Reading List: “Although holography was invented more than 50 years ago, and entered its modern (laser) age about 35 years ago, it remains an infant and struggling medium, and its literature is correspondingly scattered and often hard to find. This course will depend mainly on readings from draft chapters of Prof. Benton’s forthcoming book on holography. However, there are many things left to learn in the literature.

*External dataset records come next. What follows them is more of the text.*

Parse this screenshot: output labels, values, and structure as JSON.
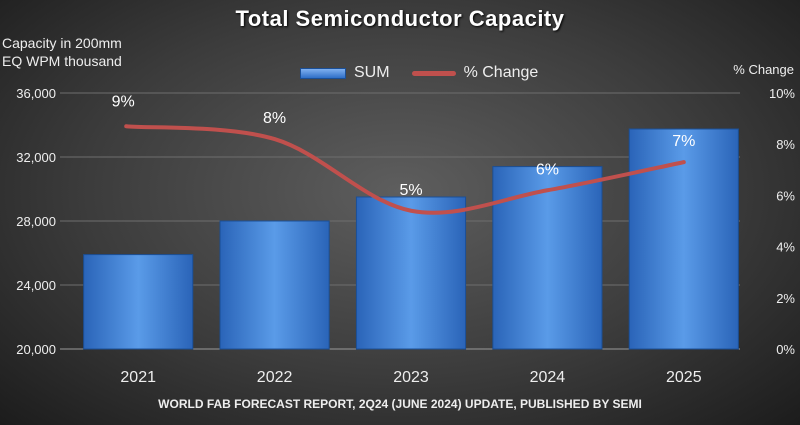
{
  "chart_data": {
    "type": "bar+line",
    "title": "Total Semiconductor Capacity",
    "ylabel_left": [
      "Capacity in 200mm",
      "EQ WPM thousand"
    ],
    "ylabel_right": "% Change",
    "categories": [
      "2021",
      "2022",
      "2023",
      "2024",
      "2025"
    ],
    "series": [
      {
        "name": "SUM",
        "type": "bar",
        "axis": "left",
        "values": [
          25900,
          28000,
          29500,
          31400,
          33750
        ],
        "color": "#3a7bd5"
      },
      {
        "name": "% Change",
        "type": "line",
        "axis": "right",
        "values": [
          8.7,
          8.2,
          5.4,
          6.2,
          7.3
        ],
        "data_labels": [
          "9%",
          "8%",
          "5%",
          "6%",
          "7%"
        ],
        "color": "#c0504d"
      }
    ],
    "ylim_left": [
      20000,
      36000
    ],
    "yticks_left": [
      "20,000",
      "24,000",
      "28,000",
      "32,000",
      "36,000"
    ],
    "ylim_right": [
      0,
      10
    ],
    "yticks_right": [
      "0%",
      "2%",
      "4%",
      "6%",
      "8%",
      "10%"
    ],
    "grid": true,
    "legend": "top-center",
    "source": "WORLD FAB FORECAST REPORT, 2Q24 (JUNE 2024) UPDATE, PUBLISHED BY SEMI"
  }
}
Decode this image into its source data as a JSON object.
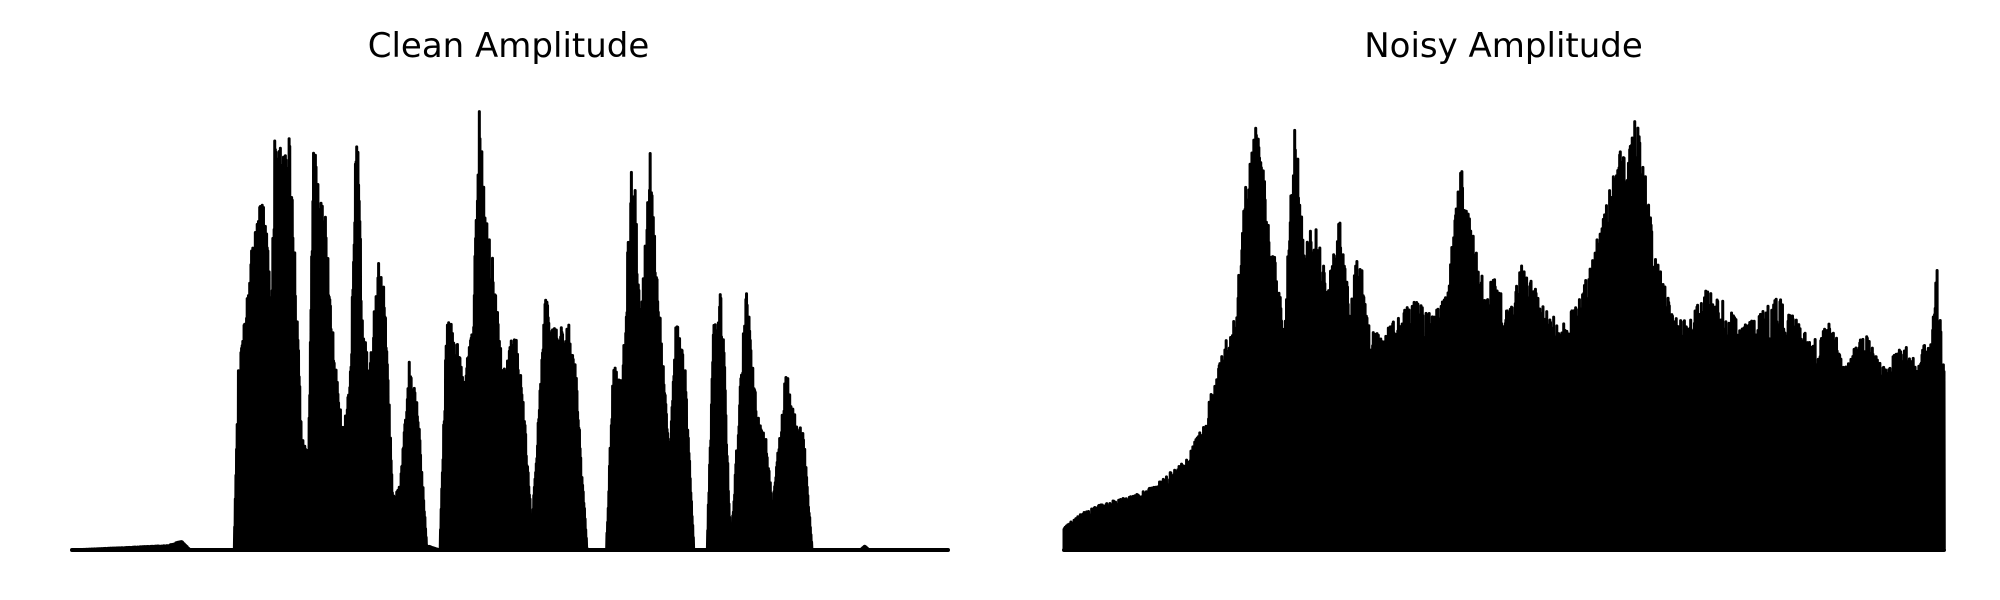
{
  "chart_data": [
    {
      "type": "line",
      "title": "Clean Amplitude",
      "xlabel": "",
      "ylabel": "",
      "axes_visible": false,
      "grid": false,
      "color": "#000000",
      "ylim": [
        0,
        1
      ],
      "envelope": [
        [
          0.0,
          0.0
        ],
        [
          0.11,
          0.01
        ],
        [
          0.125,
          0.02
        ],
        [
          0.135,
          0.0
        ],
        [
          0.185,
          0.0
        ],
        [
          0.19,
          0.4
        ],
        [
          0.198,
          0.52
        ],
        [
          0.205,
          0.66
        ],
        [
          0.215,
          0.78
        ],
        [
          0.222,
          0.74
        ],
        [
          0.228,
          0.55
        ],
        [
          0.232,
          1.0
        ],
        [
          0.24,
          0.86
        ],
        [
          0.248,
          0.92
        ],
        [
          0.256,
          0.63
        ],
        [
          0.262,
          0.25
        ],
        [
          0.27,
          0.22
        ],
        [
          0.276,
          0.96
        ],
        [
          0.284,
          0.77
        ],
        [
          0.29,
          0.73
        ],
        [
          0.3,
          0.42
        ],
        [
          0.31,
          0.26
        ],
        [
          0.318,
          0.4
        ],
        [
          0.325,
          0.98
        ],
        [
          0.332,
          0.5
        ],
        [
          0.34,
          0.4
        ],
        [
          0.35,
          0.66
        ],
        [
          0.358,
          0.55
        ],
        [
          0.366,
          0.12
        ],
        [
          0.375,
          0.15
        ],
        [
          0.385,
          0.42
        ],
        [
          0.395,
          0.31
        ],
        [
          0.405,
          0.01
        ],
        [
          0.42,
          0.0
        ],
        [
          0.428,
          0.52
        ],
        [
          0.438,
          0.48
        ],
        [
          0.448,
          0.38
        ],
        [
          0.458,
          0.52
        ],
        [
          0.465,
          0.97
        ],
        [
          0.472,
          0.75
        ],
        [
          0.48,
          0.65
        ],
        [
          0.492,
          0.4
        ],
        [
          0.505,
          0.5
        ],
        [
          0.515,
          0.34
        ],
        [
          0.525,
          0.05
        ],
        [
          0.54,
          0.56
        ],
        [
          0.552,
          0.49
        ],
        [
          0.566,
          0.51
        ],
        [
          0.575,
          0.4
        ],
        [
          0.588,
          0.0
        ],
        [
          0.61,
          0.0
        ],
        [
          0.618,
          0.42
        ],
        [
          0.628,
          0.38
        ],
        [
          0.64,
          0.92
        ],
        [
          0.65,
          0.54
        ],
        [
          0.66,
          0.88
        ],
        [
          0.672,
          0.5
        ],
        [
          0.682,
          0.2
        ],
        [
          0.69,
          0.52
        ],
        [
          0.7,
          0.4
        ],
        [
          0.71,
          0.0
        ],
        [
          0.725,
          0.0
        ],
        [
          0.732,
          0.5
        ],
        [
          0.742,
          0.58
        ],
        [
          0.752,
          0.0
        ],
        [
          0.77,
          0.6
        ],
        [
          0.782,
          0.3
        ],
        [
          0.792,
          0.25
        ],
        [
          0.8,
          0.1
        ],
        [
          0.815,
          0.4
        ],
        [
          0.825,
          0.31
        ],
        [
          0.835,
          0.26
        ],
        [
          0.845,
          0.0
        ],
        [
          0.9,
          0.0
        ],
        [
          0.905,
          0.01
        ],
        [
          0.91,
          0.0
        ],
        [
          1.0,
          0.0
        ]
      ]
    },
    {
      "type": "line",
      "title": "Noisy Amplitude",
      "xlabel": "",
      "ylabel": "",
      "axes_visible": false,
      "grid": false,
      "color": "#000000",
      "ylim": [
        0,
        1
      ],
      "envelope": [
        [
          0.0,
          0.05
        ],
        [
          0.02,
          0.08
        ],
        [
          0.04,
          0.1
        ],
        [
          0.06,
          0.11
        ],
        [
          0.08,
          0.12
        ],
        [
          0.1,
          0.14
        ],
        [
          0.12,
          0.17
        ],
        [
          0.14,
          0.2
        ],
        [
          0.16,
          0.29
        ],
        [
          0.18,
          0.44
        ],
        [
          0.195,
          0.52
        ],
        [
          0.205,
          0.78
        ],
        [
          0.215,
          0.95
        ],
        [
          0.225,
          0.88
        ],
        [
          0.235,
          0.72
        ],
        [
          0.25,
          0.5
        ],
        [
          0.262,
          0.98
        ],
        [
          0.272,
          0.68
        ],
        [
          0.285,
          0.72
        ],
        [
          0.3,
          0.58
        ],
        [
          0.315,
          0.76
        ],
        [
          0.325,
          0.55
        ],
        [
          0.335,
          0.68
        ],
        [
          0.345,
          0.5
        ],
        [
          0.36,
          0.47
        ],
        [
          0.38,
          0.52
        ],
        [
          0.4,
          0.55
        ],
        [
          0.42,
          0.52
        ],
        [
          0.435,
          0.56
        ],
        [
          0.45,
          0.86
        ],
        [
          0.462,
          0.72
        ],
        [
          0.478,
          0.58
        ],
        [
          0.49,
          0.6
        ],
        [
          0.505,
          0.52
        ],
        [
          0.52,
          0.63
        ],
        [
          0.535,
          0.58
        ],
        [
          0.55,
          0.52
        ],
        [
          0.57,
          0.5
        ],
        [
          0.59,
          0.58
        ],
        [
          0.605,
          0.68
        ],
        [
          0.62,
          0.8
        ],
        [
          0.632,
          0.88
        ],
        [
          0.64,
          0.85
        ],
        [
          0.65,
          0.97
        ],
        [
          0.66,
          0.85
        ],
        [
          0.672,
          0.65
        ],
        [
          0.69,
          0.55
        ],
        [
          0.71,
          0.5
        ],
        [
          0.73,
          0.58
        ],
        [
          0.75,
          0.55
        ],
        [
          0.77,
          0.49
        ],
        [
          0.79,
          0.52
        ],
        [
          0.81,
          0.56
        ],
        [
          0.83,
          0.52
        ],
        [
          0.85,
          0.46
        ],
        [
          0.87,
          0.5
        ],
        [
          0.89,
          0.42
        ],
        [
          0.91,
          0.48
        ],
        [
          0.93,
          0.4
        ],
        [
          0.95,
          0.45
        ],
        [
          0.97,
          0.44
        ],
        [
          0.985,
          0.46
        ],
        [
          0.992,
          0.62
        ],
        [
          1.0,
          0.4
        ]
      ]
    }
  ]
}
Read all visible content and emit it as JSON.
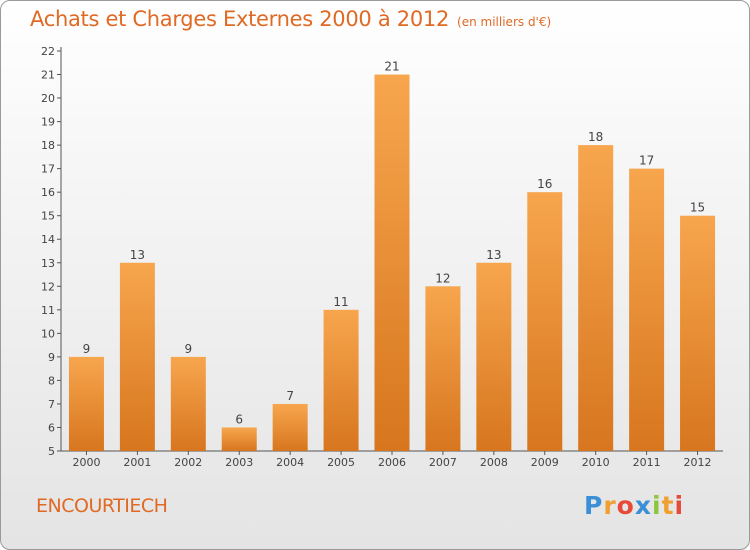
{
  "header": {
    "title": "Achats et Charges Externes 2000 à 2012",
    "subtitle": "(en milliers d'€)"
  },
  "footer": {
    "commune": "ENCOURTIECH",
    "logo_letters": [
      "P",
      "r",
      "o",
      "x",
      "i",
      "t",
      "i"
    ],
    "logo_colors": [
      "#3a8fd6",
      "#f0a030",
      "#e84a3a",
      "#3a8fd6",
      "#8cc63f",
      "#f0a030",
      "#e84a3a"
    ]
  },
  "colors": {
    "bar_top": "#f7a64e",
    "bar_bottom": "#d7761e",
    "accent": "#e06a24",
    "axis": "#555555"
  },
  "chart_data": {
    "type": "bar",
    "categories": [
      "2000",
      "2001",
      "2002",
      "2003",
      "2004",
      "2005",
      "2006",
      "2007",
      "2008",
      "2009",
      "2010",
      "2011",
      "2012"
    ],
    "values": [
      9,
      13,
      9,
      6,
      7,
      11,
      21,
      12,
      13,
      16,
      18,
      17,
      15
    ],
    "ylim": [
      5,
      22
    ],
    "yticks": [
      5,
      6,
      7,
      8,
      9,
      10,
      11,
      12,
      13,
      14,
      15,
      16,
      17,
      18,
      19,
      20,
      21,
      22
    ],
    "grid": false
  }
}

Many of the items listed here are available at various libraries at MIT, and catalog numbers will gradually join this list (bring in those you dig out, too). Some of the other books can be examined at the Spatial Imaging Laboratory (although not checked out). Accumulating your own library will be slow because many of these volumes were produced in small numbers, and may now be out of print. We will appreciate any additions to this shopping list you may wish to recommend. Books that might be referred to in class are grouped first — the others are intended only as collateral reading suggestions. Much of the important original literature is in the archival journals, such as the Journal of the Optical Society of America, as well as in the Symposium Proceedings listed below. Most of the readings have extensive bibliographies, and a specialized list of journal references might be finished by the end of the term. Patents can also be an important source of information, but are not included here.”
- Power and Units (February 11, 2003)
- Calculating Spatial Frequency (Sept. 18, 1998)
- Holographic Photochemistry: Basic Process (Feb. 17, 2003)
- Electron Micrographs of Hologram Cross Sections (fr. Akagi et. al.) (October 8, 1998)
- A Catalog of Sources (Feb. 17, 2003)
- Measuring Angles and Radii of Curvature (October 19, 1998)
- Understanding Astigmatism (March 9, 2003)
- Chapter 10: Off-axis Holography
- Chapter 10 Appendix: Horizontal and Vertical Focus
- Astigmatism Model (October 6, 1998)
- Transmission Hologram Equations (October 6, 1998)
- Holographic Photochemistry, A Summary (October 8, 1998)
- Notes on Off-axis Reflection Holography (three pages): Reflection Ray-tracing, Reflection Holography: Off-axis Reflection Holography, and Reflection Holography: Calculation Pseudocode
Holograms are the best, there’s no way around it. We’ve seen them in sci-fi movies since the beginning of the genre, and now they’re actually becoming a reality. Getting to take a class to actually talk about and potentially make them is just next-level awesome.
But before your holographic dreams get out of hand, this class sounds like a ton of work simply because definitive research in the field remains scant. The professors’ admission that the primary reading in the course will be drafts of their forthcoming books is an indication of the rarity of solid scholarship on the topic, as is the call for any suggestions to the syllabus. Rather than presenting a series of hoops for students to jump through, this syllabus puts forth a hopeful vision for exploring as colleagues in a field where, as the professors put it, “there are many things left to learn.”